My Fake Wedding(40)
And that’s not all, I think to myself, wearily dusting down my collection of recipe clippings. What’s going to happen in ten years’ time, when her carefully maintained home starts to stink of old people? All wee and boil-in-the-bag cod. I don’t think she’ll like that very much. She won’t be able to redecorate in case the paintwork clashes with the stairlift.
Sometimes, I doubt whether she’s actually thought about the future at all. To her, the wedding ceremony is the future. And after that—nothing! Janice is so wrapped up in her fantasy, she’s yet to realise that marriage is, in all probability, very much like the female condom. Vastly overrated. If she actually stops to think further than the honeymoon, she’ll realise that a girl who, until very recently, didn’t even bother swapping first names before happily exchanging humungous quantities of bodily fluids, will probably find the challenge of coping with incontinence pants so early in life pretty hard to take.

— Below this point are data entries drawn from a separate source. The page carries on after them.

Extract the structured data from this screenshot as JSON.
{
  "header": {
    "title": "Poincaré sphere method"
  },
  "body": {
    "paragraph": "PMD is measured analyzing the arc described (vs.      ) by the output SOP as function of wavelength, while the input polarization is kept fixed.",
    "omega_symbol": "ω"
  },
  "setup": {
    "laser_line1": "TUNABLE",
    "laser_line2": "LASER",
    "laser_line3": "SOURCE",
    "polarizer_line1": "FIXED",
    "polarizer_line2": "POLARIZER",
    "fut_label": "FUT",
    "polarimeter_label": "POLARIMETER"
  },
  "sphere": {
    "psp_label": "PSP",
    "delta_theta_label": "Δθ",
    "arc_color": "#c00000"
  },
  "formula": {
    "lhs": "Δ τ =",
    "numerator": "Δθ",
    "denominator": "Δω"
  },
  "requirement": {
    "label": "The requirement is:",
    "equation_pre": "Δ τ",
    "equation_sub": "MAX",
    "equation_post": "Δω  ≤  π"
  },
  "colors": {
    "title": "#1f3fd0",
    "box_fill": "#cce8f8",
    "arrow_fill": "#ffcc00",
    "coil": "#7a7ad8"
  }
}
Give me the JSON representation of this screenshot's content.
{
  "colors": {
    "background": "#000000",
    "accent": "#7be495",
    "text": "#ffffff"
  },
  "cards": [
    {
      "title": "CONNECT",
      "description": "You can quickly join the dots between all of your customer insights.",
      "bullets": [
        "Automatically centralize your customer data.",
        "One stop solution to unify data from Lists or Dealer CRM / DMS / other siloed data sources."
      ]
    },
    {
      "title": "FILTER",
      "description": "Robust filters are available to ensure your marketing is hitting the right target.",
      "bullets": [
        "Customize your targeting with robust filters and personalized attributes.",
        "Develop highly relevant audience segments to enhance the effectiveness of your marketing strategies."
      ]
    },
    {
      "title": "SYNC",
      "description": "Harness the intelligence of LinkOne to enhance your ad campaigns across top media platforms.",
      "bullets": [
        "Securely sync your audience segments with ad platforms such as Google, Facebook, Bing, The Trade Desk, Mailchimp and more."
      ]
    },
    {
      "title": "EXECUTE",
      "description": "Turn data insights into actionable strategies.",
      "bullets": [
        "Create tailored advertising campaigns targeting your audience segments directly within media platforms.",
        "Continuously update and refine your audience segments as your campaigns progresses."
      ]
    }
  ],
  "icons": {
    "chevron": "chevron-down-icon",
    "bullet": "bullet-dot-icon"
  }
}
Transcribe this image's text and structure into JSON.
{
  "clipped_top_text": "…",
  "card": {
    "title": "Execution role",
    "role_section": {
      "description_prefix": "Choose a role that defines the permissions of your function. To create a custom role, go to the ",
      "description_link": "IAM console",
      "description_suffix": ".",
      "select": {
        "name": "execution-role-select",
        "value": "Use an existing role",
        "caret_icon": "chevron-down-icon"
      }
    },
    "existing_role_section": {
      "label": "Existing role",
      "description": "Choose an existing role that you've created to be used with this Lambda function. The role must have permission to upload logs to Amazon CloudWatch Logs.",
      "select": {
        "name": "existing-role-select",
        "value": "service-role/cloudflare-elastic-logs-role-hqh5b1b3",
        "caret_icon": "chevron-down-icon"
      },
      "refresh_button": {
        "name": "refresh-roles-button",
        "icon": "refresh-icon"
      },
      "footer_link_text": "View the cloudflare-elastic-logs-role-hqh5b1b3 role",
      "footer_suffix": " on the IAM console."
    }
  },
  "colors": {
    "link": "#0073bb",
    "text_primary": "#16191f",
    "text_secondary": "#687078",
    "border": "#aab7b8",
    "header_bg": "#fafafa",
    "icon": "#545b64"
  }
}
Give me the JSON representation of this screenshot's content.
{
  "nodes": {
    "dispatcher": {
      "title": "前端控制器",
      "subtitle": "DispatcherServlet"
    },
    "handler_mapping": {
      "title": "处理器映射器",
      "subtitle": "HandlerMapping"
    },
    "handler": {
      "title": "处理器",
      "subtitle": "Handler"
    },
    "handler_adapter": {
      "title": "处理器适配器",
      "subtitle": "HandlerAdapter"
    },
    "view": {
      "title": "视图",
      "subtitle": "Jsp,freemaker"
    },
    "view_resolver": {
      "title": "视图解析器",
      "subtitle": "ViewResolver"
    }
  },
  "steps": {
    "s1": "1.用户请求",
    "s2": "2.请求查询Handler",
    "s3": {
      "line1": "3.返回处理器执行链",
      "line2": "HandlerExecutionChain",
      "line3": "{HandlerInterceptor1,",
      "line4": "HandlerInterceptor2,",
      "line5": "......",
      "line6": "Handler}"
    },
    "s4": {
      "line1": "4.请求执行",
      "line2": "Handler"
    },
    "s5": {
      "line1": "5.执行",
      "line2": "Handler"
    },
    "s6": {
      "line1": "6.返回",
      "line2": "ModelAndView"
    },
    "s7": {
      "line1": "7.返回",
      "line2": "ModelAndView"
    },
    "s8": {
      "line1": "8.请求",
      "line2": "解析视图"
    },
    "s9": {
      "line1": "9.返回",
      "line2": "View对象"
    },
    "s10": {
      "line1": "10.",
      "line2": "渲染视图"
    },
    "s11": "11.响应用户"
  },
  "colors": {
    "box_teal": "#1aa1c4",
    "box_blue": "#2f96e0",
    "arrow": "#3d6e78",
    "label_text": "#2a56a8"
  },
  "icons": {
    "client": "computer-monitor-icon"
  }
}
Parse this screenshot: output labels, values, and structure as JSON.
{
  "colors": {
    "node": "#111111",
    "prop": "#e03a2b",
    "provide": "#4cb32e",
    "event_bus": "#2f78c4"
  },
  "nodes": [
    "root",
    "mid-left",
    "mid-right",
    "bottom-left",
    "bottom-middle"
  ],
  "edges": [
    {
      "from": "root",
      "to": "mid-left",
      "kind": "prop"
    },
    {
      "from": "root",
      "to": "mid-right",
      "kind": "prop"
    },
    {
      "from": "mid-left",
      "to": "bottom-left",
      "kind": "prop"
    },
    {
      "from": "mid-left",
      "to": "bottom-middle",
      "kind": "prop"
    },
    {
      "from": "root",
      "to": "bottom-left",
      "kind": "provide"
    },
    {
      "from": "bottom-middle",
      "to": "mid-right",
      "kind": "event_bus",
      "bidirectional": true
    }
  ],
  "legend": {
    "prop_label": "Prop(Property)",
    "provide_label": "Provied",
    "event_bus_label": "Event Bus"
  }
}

On Friday, I stubbornly wait until Trisha’s finished, then strop round the supermarket in five minutes flat, grazing happily on Skips as I go. When I’ve bought everything I need, I waddle home to feed Graham and Shish Kebab. Graham winds himself around my legs, purring like a motorbike as I squidge a sachet of duck-flavoured slop into his bowl. Until recently, they’ve eaten out of tins, like every other moggy, but these sachet things are so convenient. The feline equivalent of an M&S lasagne for one.
When I’ve watched both furry bundles poke the lot down their greedy fat faces, I lug the shopping round to Janice’s flat and unlock the door, catching a waft of her smell as I do so. It’s weird. When we shared a flat together, I never noticed her ‘other person’ smell. But now I’m a visitor, I can’t miss it. And 152 Calbourne Road smells of a mixture of CK One, Dettox, Elnett hairspray and fresh paint. It’s so damn clean it screams ‘One Careful Owner’. You see, whereas my rented hovel hasn’t seen so much as a lick of paint since I’ve been there, Janice is constantly in decorating mode. In fact, when it comes to her flat, she’s so anally retentive, she could probably do without a Hoover. She could trot round the place sucking up crumbs through her bum instead. In the last six months, she’s gone interior design mad. She’s Anna Ryder Wotsit the second. Except she’s a blonde version, with much bigger tits. She’s forever painting this and varnishing that. Everything has to coordinate. She’s been known to march into Homebase brandishing a violet resin ashtray someone at work bought her and demanding an entire colour scheme based on the bloody thing. The only item I’ve ever bought for my flat is my lovely squishy sofa. And that’s only because Jake sprayed the last one with sperm as I gave him a post-prandial hand job—his last, as it turned out—and I couldn’t so much as glance at the stain without getting rushes of nostalgia. Otherwise, I prefer to leave major purchases like that for when I grow up. Or when I actually manage to buy my own place. When that’ll be, precisely, as I keep telling my mum, I’m not entirely sure. When a mortgage lands in my lap, I expect. I’m a Property Virgin, for God’s sake. I don’t have a clue how it all works. And don’t get me wrong. I have tried. I asked George a few months back if he knew about mortgages. But he looked utterly horrified. ‘Mortgage?’ he screeched. ‘What mortgage? Jesus Harriet Christ, sweetie, just what do you think I am? I live in Islington, I’ll have you know. That’s N bloody One, darling, not Albert flipping Square. I own that house outright.’
I dump the bags of shopping on Janice’s kitchen table and have a quick snoop round. As usual, everything is cool, calm and elegant. Shortly after moving in, she had an attack of open plan-itis, knocking down certain walls and making egg-shaped holes in others. The floor is now an ice rink of highly polished beech and the whole place looks as though it has jumped straight from the pages of some glossy interiors magazine. I suppress a sigh of envy and tell myself she deserves to live somewhere beautiful, bless her nylon pop socks. She’s worked bloody hard to escape the council estate in Walthamstow where she grew up, sitting in front of a one-bar fire with a packet of Garibaldi for her tea and an Asda ski-panted mother for company.
Wandering into the bathroom, with its fresh lilac walls, seamless stainless steel bath and pale mosaic floor, I pick up several clean outfits, unable to keep from smiling, as I envisage my best friend in the world trying them all on for a night out with Filthy Rich. I can see her in my mind’s eye, twirling briefly in the full-length mirror by the door then casting each garment aside with mounting exasperation as she deems it highly unsuitable. I count four black tops, two white tops, an inviting little number in apricot lace and a slinky purple and pink spotted dress with a tantalisingly low back. Three bras, two thongs, four pairs of slingbacks and a pair of killer stilettos litter the floor by the mirror and I grab the whole jumble and shove it into her wardrobe, rescuing other assorted scraps of clothing, which are scattered across the landing like tickertape, as I go.